Patent plaintiffs and defendants both engage in sophisticated forum analysis: PLAINTIFF'S VENUE STRATEGY: (a) ELIGIBILITY: can you properly sue in this district under § 1400(b)? (b) CASE MANAGEMENT: how fast does the judge set case management schedules?; trial dates? discovery cutoffs?; fast trial = pressure on defendants to settle; (c) LOCAL PATENT RULES: many districts have local patent rules requiring early claim construction exchange; some rules favor plaintiffs, some defendants; (d) CLAIM CONSTRUCTION PROCEDURES: does the judge hold a Markman hearing early (before or after claim construction)? when does it occur relative to summary judgment?; (e) INJUNCTION HISTORY: is this district historically willing to grant preliminary injunctions?; (f) JURY COMPOSITION: local jury demographics; tech literacy; plaintiff or defendant sympathy; (g) JUDGE'S PATENT REPUTATION: experience with complex patent cases; prior decisions on relevant legal issues; (h) MEDIAN TIME TO TRIAL: WDTX under Judge Albright: 18-24 months; EDTX: 2-3 years; Delaware: 2-3 years; NDCA: 3+ years; DEFENDANT'S STRATEGY: file DJ action in home district first if in-bound litigation is anticipated; move to transfer § 1404(a) on convenience grounds; challenge § 1406(a) improper venue vigorously; use mandamus to challenge refusal to transfer; MULTI-DEFENDANT CASES: different defendants may be in different proper venues; patent holders may file separate cases or seek to consolidate in MDL (multidistrict litigation); INTERNATIONAL TRADE COMMISSION (ITC): no venue requirement; global exclusion order; fast (18-month) schedule; respondents from anywhere; used for infringement by imported goods.
How does venue interact with ITC proceedings and patent litigation strategy?

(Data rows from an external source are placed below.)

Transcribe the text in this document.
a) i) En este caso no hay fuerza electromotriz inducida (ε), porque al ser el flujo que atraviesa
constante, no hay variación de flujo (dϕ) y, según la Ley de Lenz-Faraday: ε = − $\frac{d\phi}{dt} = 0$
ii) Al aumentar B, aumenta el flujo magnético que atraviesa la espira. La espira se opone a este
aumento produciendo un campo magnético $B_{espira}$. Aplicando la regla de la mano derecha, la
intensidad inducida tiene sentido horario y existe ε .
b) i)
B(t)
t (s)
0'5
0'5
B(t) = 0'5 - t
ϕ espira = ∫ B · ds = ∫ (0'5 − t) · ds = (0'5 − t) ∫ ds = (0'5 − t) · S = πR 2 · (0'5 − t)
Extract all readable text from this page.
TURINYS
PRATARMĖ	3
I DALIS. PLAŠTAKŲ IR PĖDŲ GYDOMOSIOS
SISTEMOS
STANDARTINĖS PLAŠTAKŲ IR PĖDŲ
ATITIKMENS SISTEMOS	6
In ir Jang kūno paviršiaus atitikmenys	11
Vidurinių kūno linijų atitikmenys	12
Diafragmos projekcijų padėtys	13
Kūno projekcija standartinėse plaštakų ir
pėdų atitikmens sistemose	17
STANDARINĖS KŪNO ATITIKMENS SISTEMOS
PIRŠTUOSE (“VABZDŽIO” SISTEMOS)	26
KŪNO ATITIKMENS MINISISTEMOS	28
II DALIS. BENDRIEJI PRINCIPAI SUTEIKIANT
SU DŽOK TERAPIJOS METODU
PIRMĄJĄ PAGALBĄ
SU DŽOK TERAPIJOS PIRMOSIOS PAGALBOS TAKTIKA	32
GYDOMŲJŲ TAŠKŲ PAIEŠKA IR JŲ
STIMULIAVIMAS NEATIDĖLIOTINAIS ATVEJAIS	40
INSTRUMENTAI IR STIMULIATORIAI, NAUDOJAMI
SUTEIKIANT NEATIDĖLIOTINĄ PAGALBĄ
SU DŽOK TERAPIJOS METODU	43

Strategic patent litigation often involves coordinating district court cases with ITC proceedings: ITC § 337 INVESTIGATIONS — NO VENUE LIMIT: the International Trade Commission can investigate anyone whose imported goods infringe US patents; no § 1400(b) venue limitation; the complainant (patent holder) files at the ITC in Washington, D.C.; all respondents are brought in regardless of where they are located; the ITC can issue: exclusion orders (barring import of infringing goods); cease-and-desist orders; PARALLEL PROCEEDINGS STRATEGY: patent holders often file simultaneously: ITC complaint (for exclusion order); district court complaint (for damages — ITC cannot award money damages); the district court case is usually stayed pending ITC resolution (courts have discretion); the ITC's schedule (typically 12-18 months to initial determination) puts pressure on defendants; ITC VENUE ADVANTAGE: multinational companies headquartered abroad; defendants with no US presence or limited US operations; defendants whose US operations don't satisfy § 1400(b); defendants who manufacture abroad and import products to the US; DOMESTIC INDUSTRY REQUIREMENT: ITC § 337 requires complainant to have a domestic industry relating to the patented articles: economic prong: significant US investment, employment, or licensing; technical prong: protected articles practice the patent; practicing entity requirement: NPEs (non-practicing entities) can satisfy domestic industry through licensing activities; COORDINATION: if ITC issues exclusion order, defendant may have leverage to settle or obtain a license; ITC invalidation of claims has estoppel effects; WDTX AND ITC PARALLEL: Judge Albright's district allows parallel litigation efficiently; major tech disputes often run WDTX district court + ITC simultaneously.